Tentu, harus pula dipahami secara tepat, berproduksi, apalagi menggunakan aset-aset wakaf sebagai modalnya, tidaklah berarti semata-mata mengembangkan dan mengakumulasikan modal demi pengamulasian modal itu sendiri. Bila itu yang dilakukan, maka yang terjadi adalah justru melawan perintah Allah SWT sendiri, untuk tidak “menumpuk-numpuk harta” atau “memutarkan hanya pada orang-orang kaya”. Bahkan, bila kita mengalirkan surplusnya sekali pun, tetapi surplus yang didapatkan dengan cara yang tidak mengikuti kaidah syariat, misalnya melalui cara-cara bisnis kapitalistik, maka yang akan kita peroleh bukanlah kesuburan sedekah.

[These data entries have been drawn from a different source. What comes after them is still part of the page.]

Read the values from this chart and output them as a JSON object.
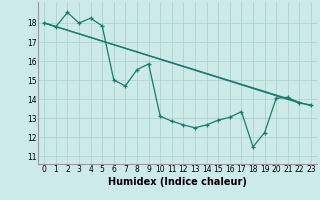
{
  "bg_color": "#cceae8",
  "grid_color": "#aed4d0",
  "line_color": "#1a7a6e",
  "xlabel": "Humidex (Indice chaleur)",
  "xlabel_fontsize": 7,
  "tick_fontsize": 5.5,
  "xlim": [
    -0.5,
    23.5
  ],
  "ylim": [
    10.6,
    19.1
  ],
  "yticks": [
    11,
    12,
    13,
    14,
    15,
    16,
    17,
    18
  ],
  "xticks": [
    0,
    1,
    2,
    3,
    4,
    5,
    6,
    7,
    8,
    9,
    10,
    11,
    12,
    13,
    14,
    15,
    16,
    17,
    18,
    19,
    20,
    21,
    22,
    23
  ],
  "series": [
    [
      0,
      18.0
    ],
    [
      1,
      17.8
    ],
    [
      2,
      18.55
    ],
    [
      3,
      18.0
    ],
    [
      4,
      18.25
    ],
    [
      5,
      17.85
    ],
    [
      6,
      15.0
    ],
    [
      7,
      14.7
    ],
    [
      8,
      15.55
    ],
    [
      9,
      15.85
    ],
    [
      10,
      13.1
    ],
    [
      11,
      12.85
    ],
    [
      12,
      12.65
    ],
    [
      13,
      12.5
    ],
    [
      14,
      12.65
    ],
    [
      15,
      12.9
    ],
    [
      16,
      13.05
    ],
    [
      17,
      13.35
    ],
    [
      18,
      11.5
    ],
    [
      19,
      12.25
    ],
    [
      20,
      14.05
    ],
    [
      21,
      14.1
    ],
    [
      22,
      13.8
    ],
    [
      23,
      13.7
    ]
  ],
  "line2": [
    [
      0,
      18.0
    ],
    [
      22,
      13.8
    ]
  ],
  "line3": [
    [
      0,
      18.0
    ],
    [
      23,
      13.65
    ]
  ]
}
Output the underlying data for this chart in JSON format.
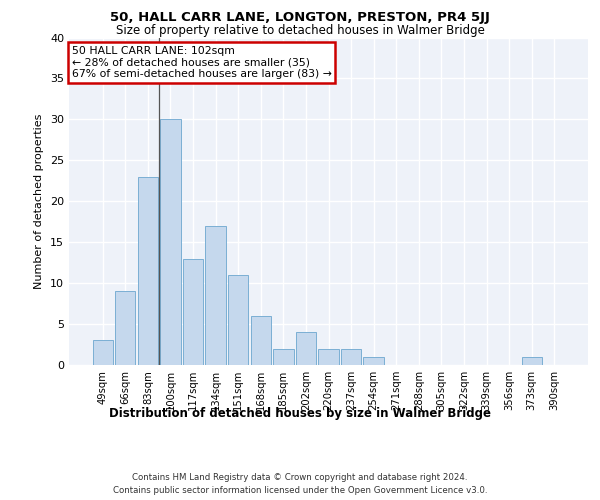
{
  "title": "50, HALL CARR LANE, LONGTON, PRESTON, PR4 5JJ",
  "subtitle": "Size of property relative to detached houses in Walmer Bridge",
  "xlabel": "Distribution of detached houses by size in Walmer Bridge",
  "ylabel": "Number of detached properties",
  "categories": [
    "49sqm",
    "66sqm",
    "83sqm",
    "100sqm",
    "117sqm",
    "134sqm",
    "151sqm",
    "168sqm",
    "185sqm",
    "202sqm",
    "220sqm",
    "237sqm",
    "254sqm",
    "271sqm",
    "288sqm",
    "305sqm",
    "322sqm",
    "339sqm",
    "356sqm",
    "373sqm",
    "390sqm"
  ],
  "values": [
    3,
    9,
    23,
    30,
    13,
    17,
    11,
    6,
    2,
    4,
    2,
    2,
    1,
    0,
    0,
    0,
    0,
    0,
    0,
    1,
    0
  ],
  "bar_color": "#c5d8ed",
  "bar_edge_color": "#7bafd4",
  "highlight_bar_index": 3,
  "highlight_line_color": "#555555",
  "annotation_text": "50 HALL CARR LANE: 102sqm\n← 28% of detached houses are smaller (35)\n67% of semi-detached houses are larger (83) →",
  "annotation_box_color": "#ffffff",
  "annotation_box_edge_color": "#cc0000",
  "background_color": "#eef2f9",
  "grid_color": "#ffffff",
  "ylim": [
    0,
    40
  ],
  "yticks": [
    0,
    5,
    10,
    15,
    20,
    25,
    30,
    35,
    40
  ],
  "footer_line1": "Contains HM Land Registry data © Crown copyright and database right 2024.",
  "footer_line2": "Contains public sector information licensed under the Open Government Licence v3.0."
}
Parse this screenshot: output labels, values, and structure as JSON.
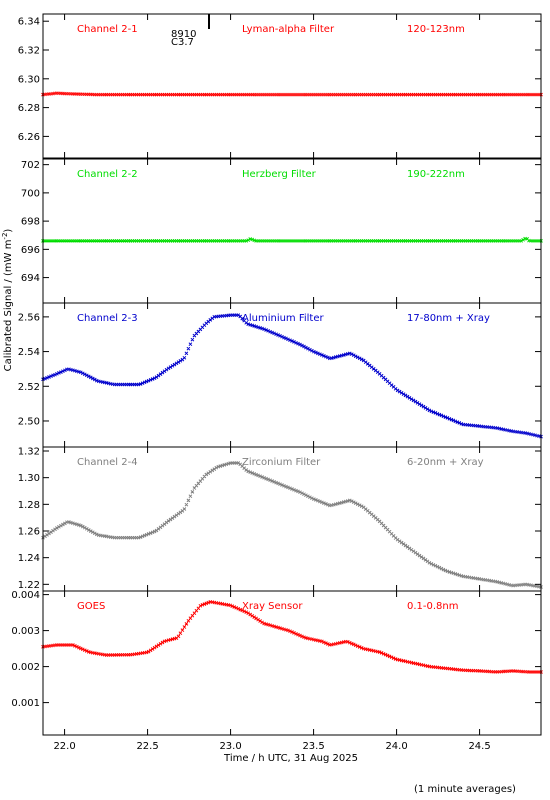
{
  "chart_data": {
    "type": "scatter",
    "xlabel": "Time / h UTC, 31 Aug 2025",
    "ylabel": "Calibrated Signal / (mW m",
    "ylabel_sup": "-2",
    "ylabel_close": ")",
    "footnote": "(1 minute averages)",
    "x_range": [
      21.87,
      24.87
    ],
    "x_ticks": [
      22.0,
      22.5,
      23.0,
      23.5,
      24.0,
      24.5
    ],
    "x_tick_labels": [
      "22.0",
      "22.5",
      "23.0",
      "23.5",
      "24.0",
      "24.5"
    ],
    "panels": [
      {
        "name": "Channel 2-1",
        "filter": "Lyman-alpha Filter",
        "band": "120-123nm",
        "color": "#ff0000",
        "ylim": [
          6.245,
          6.345
        ],
        "yticks": [
          6.26,
          6.28,
          6.3,
          6.32,
          6.34
        ],
        "ytick_labels": [
          "6.26",
          "6.28",
          "6.30",
          "6.32",
          "6.34"
        ],
        "annotations": [
          "8910",
          "C3.7"
        ],
        "profile": [
          [
            21.87,
            6.289
          ],
          [
            21.95,
            6.29
          ],
          [
            22.05,
            6.2895
          ],
          [
            22.2,
            6.289
          ],
          [
            24.87,
            6.289
          ]
        ]
      },
      {
        "name": "Channel 2-2",
        "filter": "Herzberg Filter",
        "band": "190-222nm",
        "color": "#00dd00",
        "ylim": [
          692.2,
          702.4
        ],
        "yticks": [
          694,
          696,
          698,
          700,
          702
        ],
        "ytick_labels": [
          "694",
          "696",
          "698",
          "700",
          "702"
        ],
        "profile": [
          [
            21.87,
            696.6
          ],
          [
            23.1,
            696.6
          ],
          [
            23.12,
            696.75
          ],
          [
            23.15,
            696.6
          ],
          [
            24.75,
            696.6
          ],
          [
            24.78,
            696.8
          ],
          [
            24.8,
            696.6
          ],
          [
            24.87,
            696.6
          ]
        ]
      },
      {
        "name": "Channel 2-3",
        "filter": "Aluminium Filter",
        "band": "17-80nm + Xray",
        "color": "#0000cc",
        "ylim": [
          2.485,
          2.568
        ],
        "yticks": [
          2.5,
          2.52,
          2.54,
          2.56
        ],
        "ytick_labels": [
          "2.50",
          "2.52",
          "2.54",
          "2.56"
        ],
        "profile": [
          [
            21.87,
            2.524
          ],
          [
            21.95,
            2.527
          ],
          [
            22.02,
            2.53
          ],
          [
            22.1,
            2.528
          ],
          [
            22.2,
            2.523
          ],
          [
            22.3,
            2.521
          ],
          [
            22.45,
            2.521
          ],
          [
            22.55,
            2.525
          ],
          [
            22.62,
            2.53
          ],
          [
            22.72,
            2.536
          ],
          [
            22.78,
            2.549
          ],
          [
            22.85,
            2.556
          ],
          [
            22.9,
            2.56
          ],
          [
            23.0,
            2.561
          ],
          [
            23.05,
            2.561
          ],
          [
            23.1,
            2.556
          ],
          [
            23.2,
            2.553
          ],
          [
            23.3,
            2.549
          ],
          [
            23.42,
            2.544
          ],
          [
            23.5,
            2.54
          ],
          [
            23.6,
            2.536
          ],
          [
            23.72,
            2.539
          ],
          [
            23.8,
            2.535
          ],
          [
            23.9,
            2.527
          ],
          [
            24.0,
            2.518
          ],
          [
            24.1,
            2.512
          ],
          [
            24.2,
            2.506
          ],
          [
            24.3,
            2.502
          ],
          [
            24.4,
            2.498
          ],
          [
            24.5,
            2.497
          ],
          [
            24.6,
            2.496
          ],
          [
            24.7,
            2.494
          ],
          [
            24.78,
            2.493
          ],
          [
            24.87,
            2.491
          ]
        ]
      },
      {
        "name": "Channel 2-4",
        "filter": "Zirconium Filter",
        "band": "6-20nm + Xray",
        "color": "#808080",
        "ylim": [
          1.215,
          1.323
        ],
        "yticks": [
          1.22,
          1.24,
          1.26,
          1.28,
          1.3,
          1.32
        ],
        "ytick_labels": [
          "1.22",
          "1.24",
          "1.26",
          "1.28",
          "1.30",
          "1.32"
        ],
        "profile": [
          [
            21.87,
            1.255
          ],
          [
            21.95,
            1.262
          ],
          [
            22.02,
            1.267
          ],
          [
            22.1,
            1.264
          ],
          [
            22.2,
            1.257
          ],
          [
            22.3,
            1.255
          ],
          [
            22.45,
            1.255
          ],
          [
            22.55,
            1.26
          ],
          [
            22.62,
            1.267
          ],
          [
            22.72,
            1.276
          ],
          [
            22.78,
            1.292
          ],
          [
            22.85,
            1.302
          ],
          [
            22.92,
            1.308
          ],
          [
            23.0,
            1.311
          ],
          [
            23.05,
            1.311
          ],
          [
            23.1,
            1.305
          ],
          [
            23.2,
            1.3
          ],
          [
            23.3,
            1.295
          ],
          [
            23.42,
            1.289
          ],
          [
            23.5,
            1.284
          ],
          [
            23.6,
            1.279
          ],
          [
            23.72,
            1.283
          ],
          [
            23.8,
            1.278
          ],
          [
            23.9,
            1.267
          ],
          [
            24.0,
            1.254
          ],
          [
            24.1,
            1.245
          ],
          [
            24.2,
            1.236
          ],
          [
            24.3,
            1.23
          ],
          [
            24.4,
            1.226
          ],
          [
            24.5,
            1.224
          ],
          [
            24.6,
            1.222
          ],
          [
            24.7,
            1.219
          ],
          [
            24.78,
            1.22
          ],
          [
            24.87,
            1.218
          ]
        ]
      },
      {
        "name": "GOES",
        "filter": "Xray Sensor",
        "band": "0.1-0.8nm",
        "color": "#ff0000",
        "ylim": [
          0.0001,
          0.0041
        ],
        "yticks": [
          0.001,
          0.002,
          0.003,
          0.004
        ],
        "ytick_labels": [
          "0.001",
          "0.002",
          "0.003",
          "0.004"
        ],
        "profile": [
          [
            21.87,
            0.00255
          ],
          [
            21.95,
            0.0026
          ],
          [
            22.05,
            0.0026
          ],
          [
            22.15,
            0.0024
          ],
          [
            22.25,
            0.00232
          ],
          [
            22.4,
            0.00233
          ],
          [
            22.5,
            0.0024
          ],
          [
            22.6,
            0.0027
          ],
          [
            22.68,
            0.0028
          ],
          [
            22.75,
            0.0033
          ],
          [
            22.82,
            0.0037
          ],
          [
            22.88,
            0.0038
          ],
          [
            23.0,
            0.0037
          ],
          [
            23.1,
            0.0035
          ],
          [
            23.2,
            0.0032
          ],
          [
            23.35,
            0.003
          ],
          [
            23.45,
            0.0028
          ],
          [
            23.55,
            0.0027
          ],
          [
            23.6,
            0.0026
          ],
          [
            23.7,
            0.0027
          ],
          [
            23.8,
            0.0025
          ],
          [
            23.9,
            0.0024
          ],
          [
            24.0,
            0.0022
          ],
          [
            24.1,
            0.0021
          ],
          [
            24.2,
            0.002
          ],
          [
            24.3,
            0.00195
          ],
          [
            24.4,
            0.0019
          ],
          [
            24.5,
            0.00188
          ],
          [
            24.6,
            0.00185
          ],
          [
            24.7,
            0.00188
          ],
          [
            24.8,
            0.00185
          ],
          [
            24.87,
            0.00185
          ]
        ]
      }
    ]
  }
}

Maka, tugas para nadhir dalam mengembalikan paraktek wakaf yang tepat, akan berarti juga mengembalikan muamalah. Beroperasinya wakaf secara tepat akan ditandai dengan berjalannya secara bersamaan kontrak-kontrak muamalat, seperti qirad, shirkat, qardul hasan, berkembangnya tijarah, dan sebagainya.